Each skill entry includes the path to its SKILL.md file and its resources directory.

Dynamic tool management

Add and remove tools without restarting the agent:

Agent.add_tool(agent, new_tool)
Agent.remove_tool(agent, "tool_name")

Editing history

Truncate both the session and in-memory history to strictly before a given message. The message id is the SQLite row id (Message.id == db_id for persisted messages). A no-op for ephemeral agents.

Agent.rewind_to_message(agent, message_id)
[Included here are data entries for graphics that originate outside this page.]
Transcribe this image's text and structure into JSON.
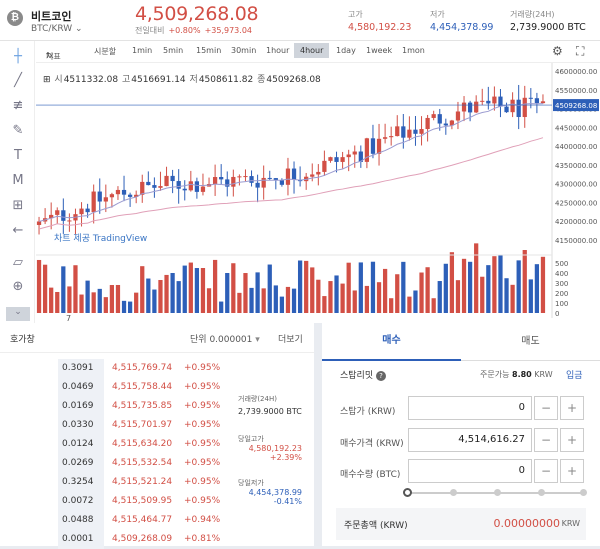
{
  "header": {
    "coin_name": "비트코인",
    "pair": "BTC/KRW",
    "price": "4,509,268.08",
    "change_label": "전일대비",
    "change_pct": "+0.80%",
    "change_amt": "+35,973.04",
    "high_label": "고가",
    "high": "4,580,192.23",
    "low_label": "저가",
    "low": "4,454,378.99",
    "vol_label": "거래량(24H)",
    "vol": "2,739.9000 BTC"
  },
  "toolbar": {
    "indicators": "지표",
    "tick": "시분할",
    "intervals": [
      "1min",
      "5min",
      "15min",
      "30min",
      "1hour",
      "4hour",
      "1day",
      "1week",
      "1mon"
    ],
    "active": "4hour"
  },
  "ohlc": {
    "o_label": "시",
    "o": "4511332.08",
    "h_label": "고",
    "h": "4516691.14",
    "l_label": "저",
    "l": "4508611.82",
    "c_label": "종",
    "c": "4509268.08"
  },
  "chart": {
    "watermark": "차트 제공 TradingView",
    "last_price": "4509268.08",
    "y_ticks": [
      "4600000.00",
      "4550000.00",
      "4500000.00",
      "4450000.00",
      "4400000.00",
      "4350000.00",
      "4300000.00",
      "4250000.00",
      "4200000.00",
      "4150000.00"
    ],
    "vol_ticks": [
      "500",
      "400",
      "300",
      "200",
      "100",
      "0"
    ],
    "x_label": "7"
  },
  "chart_data": {
    "type": "candlestick",
    "title": "",
    "ylim": [
      4150000,
      4600000
    ],
    "last": 4509268.08,
    "volume_ylim": [
      0,
      500
    ]
  },
  "orderbook": {
    "title": "호가창",
    "unit_label": "단위",
    "unit_value": "0.000001",
    "more": "더보기",
    "rows": [
      {
        "qty": "0.3091",
        "price": "4,515,769.74",
        "pct": "+0.95%"
      },
      {
        "qty": "0.0469",
        "price": "4,515,758.44",
        "pct": "+0.95%"
      },
      {
        "qty": "0.0169",
        "price": "4,515,735.85",
        "pct": "+0.95%"
      },
      {
        "qty": "0.0330",
        "price": "4,515,701.97",
        "pct": "+0.95%"
      },
      {
        "qty": "0.0124",
        "price": "4,515,634.20",
        "pct": "+0.95%"
      },
      {
        "qty": "0.0269",
        "price": "4,515,532.54",
        "pct": "+0.95%"
      },
      {
        "qty": "0.3254",
        "price": "4,515,521.24",
        "pct": "+0.95%"
      },
      {
        "qty": "0.0072",
        "price": "4,515,509.95",
        "pct": "+0.95%"
      },
      {
        "qty": "0.0488",
        "price": "4,515,464.77",
        "pct": "+0.94%"
      },
      {
        "qty": "0.0001",
        "price": "4,509,268.09",
        "pct": "+0.81%"
      }
    ],
    "side": {
      "vol_label": "거래량(24H)",
      "vol": "2,739.9000 BTC",
      "high_label": "당일고가",
      "high": "4,580,192.23",
      "high_pct": "+2.39%",
      "low_label": "당일저가",
      "low": "4,454,378.99",
      "low_pct": "-0.41%"
    }
  },
  "trade": {
    "buy_tab": "매수",
    "sell_tab": "매도",
    "type": "스탑리밋",
    "avail_label": "주문가능",
    "avail": "8.80",
    "avail_unit": "KRW",
    "deposit": "입금",
    "stop_label": "스탑가 (KRW)",
    "stop_val": "0",
    "buy_price_label": "매수가격 (KRW)",
    "buy_price_val": "4,514,616.27",
    "qty_label": "매수수량 (BTC)",
    "qty_val": "0",
    "total_label": "주문총액 (KRW)",
    "total_val": "0.00000000",
    "total_unit": "KRW"
  }
}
Typically called via Planck.Headless.rewind_to_message/3 which also re-prompts the orchestrator with the edited text.

Configuration

planck_agent has no runtime configuration module. Every function that reads from disk (Session.start/2, Skill.load_all/1, ExternalTool.load_all/1, Compactor.load/1) takes its path(s) as an explicit argument. Applications using this library should resolve those paths themselves — or depend on planck_headless, which exposes Planck.Headless.Config for the full Planck stack.

Supervision tree

Planck.Agent.Supervisor  (strategy: :one_for_all)
 Phoenix.PubSub        (name: Planck.Agent.PubSub)
 Registry              (keys: :duplicate, name: Planck.Agent.Registry)
 Task.Supervisor       (name: Planck.Agent.TaskSupervisor)
 DynamicSupervisor     (name: Planck.Agent.SessionSupervisor)
    Planck.Agent.Session  (restart: :temporary)
 DynamicSupervisor     (name: Planck.Agent.AgentSupervisor)
     Planck.Agent (role: :orchestrator)
     Planck.Agent (role: :worker)

:one_for_all on the top-level supervisor ensures the Registry and PubSub always restart together — a stale Registry after a crash would leave agents unable to find each other.